Domain 1A: Data Ingestion & Storage

8 min read 1654 words

Data Ingestion & Storage

Exam Domain: 1 — Data Preparation for ML (28%) Task: Ingest and store data for ML workloads

Data Fundamentals

Types of Data

Type	Description	Examples
Structured	Fixed schema, rows & columns	RDS, DynamoDB, CSV
Semi-structured	Flexible schema, self-describing	JSON, XML, Parquet, Avro
Unstructured	No predefined schema	Images, audio, video, text

ELI5: Think of a library. Structured data is the card catalog — every entry has the same fields (title, author, date) in the same columns. Semi-structured data is a set of labeled boxes — each box has its own labels, but at least it tells you what’s inside (like a JSON object). Unstructured data is a pile of random stuff on the floor — photos, sticky notes, voice memos — useful, but you have to figure out what it is yourself.

The Three V’s of Data

Volume    →  How much data (GB → PB scale)
Velocity  →  How fast data arrives (batch vs real-time)
Variety   →  How many formats/sources

Why this matters for the exam: The Three V’s determine which AWS services you reach for. High Volume → S3, EMR, Redshift. High Velocity → Kinesis, Firehose. High Variety → Glue (schema discovery), Athena (query anything). When an exam question describes a scenario, map the V’s first and the service answer usually becomes obvious.

Data Formats for ML

Format	Type	Compression	Columnar	Best For
CSV	Text	No	No	Small datasets, simple tabular
JSON	Text	No	No	Semi-structured, API data
Parquet	Binary	Yes (Snappy)	Yes	Analytics, large datasets, Athena
ORC	Binary	Yes	Yes	Hive/EMR workloads
Avro	Binary	Yes	No	Schema evolution, streaming
RecordIO	Binary	Yes	No	SageMaker Pipe mode (fastest)
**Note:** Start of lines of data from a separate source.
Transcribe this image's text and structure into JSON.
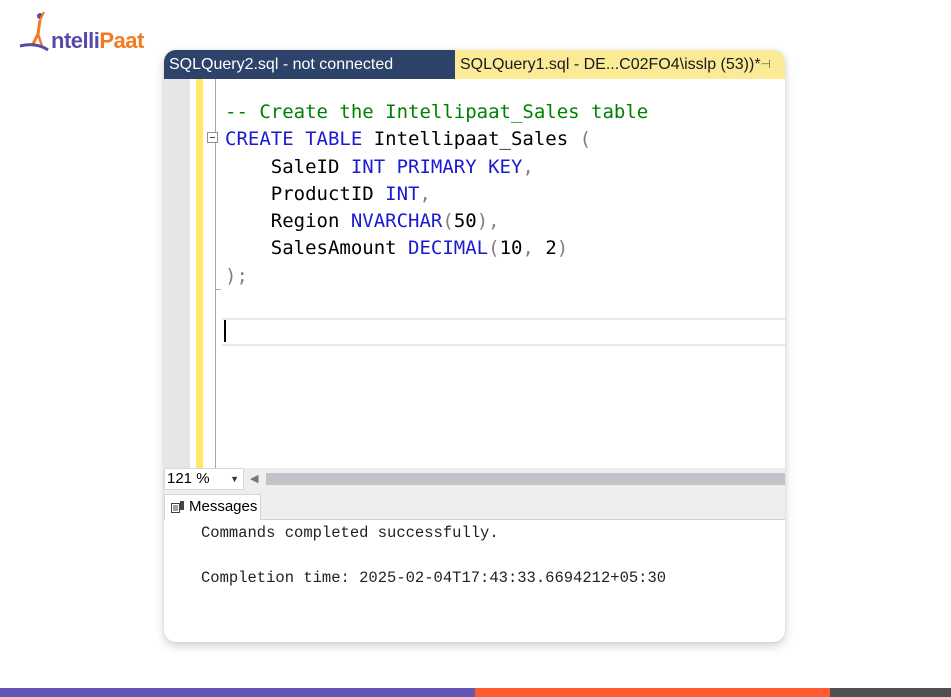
{
  "brand": {
    "logo_part1": "ntelli",
    "logo_part2": "Paat",
    "colors": {
      "purple": "#6556b5",
      "orange": "#f47a20"
    }
  },
  "tabs": [
    {
      "label": "SQLQuery2.sql - not connected",
      "active": false
    },
    {
      "label": "SQLQuery1.sql - DE...C02FO4\\isslp (53))*",
      "active": true,
      "pin_icon": "pin-icon"
    }
  ],
  "editor": {
    "lines": {
      "comment": "-- Create the Intellipaat_Sales table",
      "l2_kw": "CREATE TABLE",
      "l2_name": " Intellipaat_Sales ",
      "l2_paren": "(",
      "l3_col": "    SaleID ",
      "l3_kw": "INT PRIMARY KEY",
      "l3_punc": ",",
      "l4_col": "    ProductID ",
      "l4_kw": "INT",
      "l4_punc": ",",
      "l5_col": "    Region ",
      "l5_kw": "NVARCHAR",
      "l5_open": "(",
      "l5_num": "50",
      "l5_close": "),",
      "l6_col": "    SalesAmount ",
      "l6_kw": "DECIMAL",
      "l6_open": "(",
      "l6_num": "10",
      "l6_comma": ", ",
      "l6_num2": "2",
      "l6_close": ")",
      "l7": ");"
    }
  },
  "zoom": {
    "value": "121 %"
  },
  "messages": {
    "tab_label": "Messages",
    "line1": "Commands completed successfully.",
    "line2": "Completion time: 2025-02-04T17:43:33.6694212+05:30"
  },
  "bottom_bar_colors": [
    "#6556b5",
    "#ff5a30",
    "#505050"
  ]
}
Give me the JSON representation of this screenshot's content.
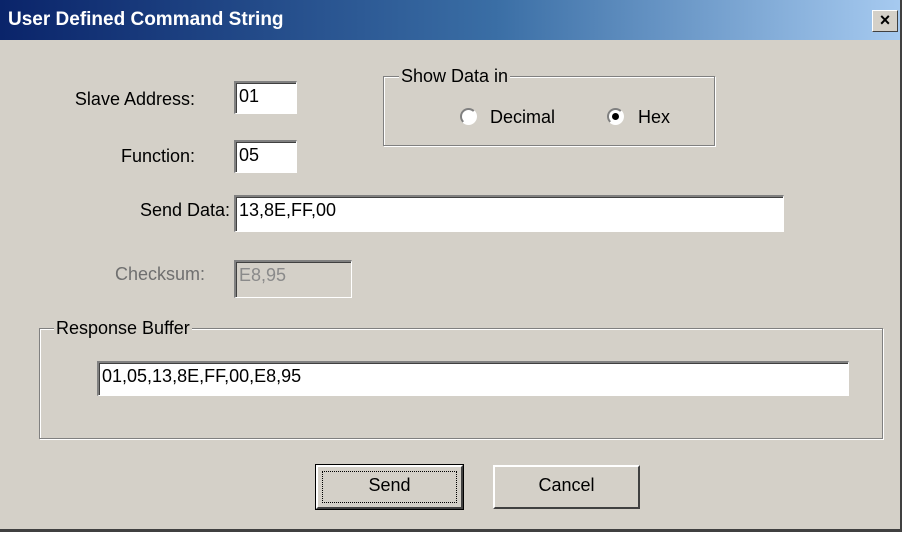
{
  "window": {
    "title": "User Defined Command String",
    "close_glyph": "×"
  },
  "form": {
    "slave_address": {
      "label": "Slave Address:",
      "value": "01"
    },
    "function": {
      "label": "Function:",
      "value": "05"
    },
    "send_data": {
      "label": "Send Data:",
      "value": "13,8E,FF,00"
    },
    "checksum": {
      "label": "Checksum:",
      "value": "E8,95"
    }
  },
  "show_data": {
    "title": "Show Data in",
    "options": [
      {
        "label": "Decimal",
        "selected": false
      },
      {
        "label": "Hex",
        "selected": true
      }
    ]
  },
  "response": {
    "title": "Response Buffer",
    "value": "01,05,13,8E,FF,00,E8,95"
  },
  "buttons": {
    "send": "Send",
    "cancel": "Cancel"
  },
  "colors": {
    "title_bar_start": "#0a246a",
    "title_bar_end": "#a6caf0",
    "dialog_face": "#d4d0c8"
  }
}
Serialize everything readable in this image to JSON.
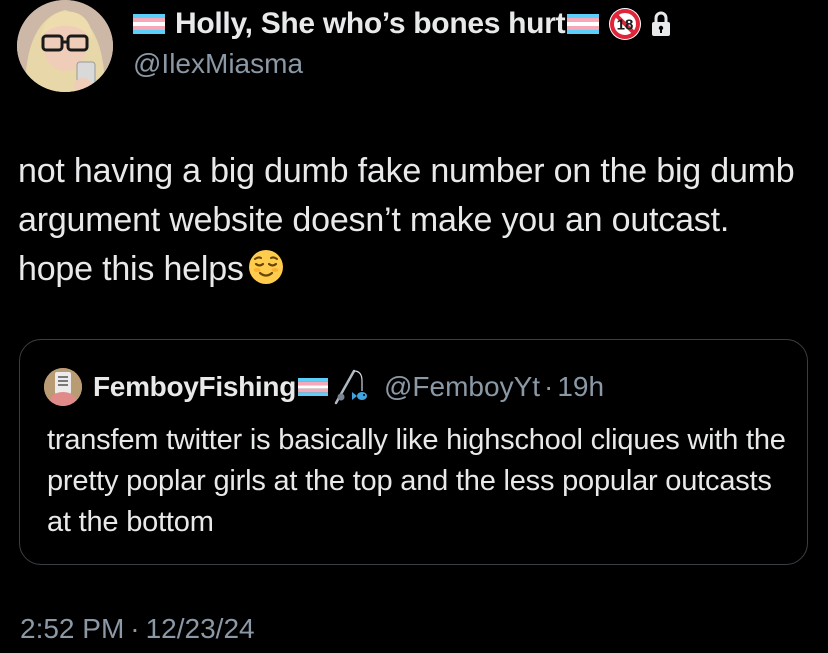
{
  "author": {
    "name": "Holly, She who’s bones hurt",
    "handle": "@IlexMiasma"
  },
  "icons": {
    "flag": "transgender-flag-icon",
    "age_badge": "no-under-18-icon",
    "lock": "lock-icon",
    "emoji": "relieved-face-emoji",
    "rod": "fishing-rod-icon"
  },
  "colors": {
    "background": "#000000",
    "text_primary": "#e7e9ea",
    "text_secondary": "#8b98a5",
    "border": "#3a3f44",
    "flag_blue": "#5bcefa",
    "flag_pink": "#f5a9b8",
    "flag_white": "#ffffff",
    "badge_red": "#e0243a"
  },
  "tweet": {
    "text": "not having a big dumb fake number on the big dumb argument website doesn’t make you an outcast. hope this helps"
  },
  "quote": {
    "name": "FemboyFishing",
    "handle": "@FemboyYt",
    "separator": "·",
    "time": "19h",
    "text": "transfem twitter is basically like highschool cliques with the pretty poplar girls at the top and the less popular outcasts at the bottom"
  },
  "timestamp": {
    "time": "2:52 PM",
    "separator": "·",
    "date": "12/23/24"
  }
}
Exam tip: RecordIO + Pipe mode = fastest SageMaker training data ingestion.

ELI5: Choosing a format is like storing your movie collection. CSV is an uncompressed video — simple and readable, but huge. Parquet is a compressed, chapter-indexed file — takes up way less space, and when you only want “action scenes” (specific columns), it jumps right there without reading the whole file. For ML on large datasets, Parquet cuts query costs by 30-90% vs CSV.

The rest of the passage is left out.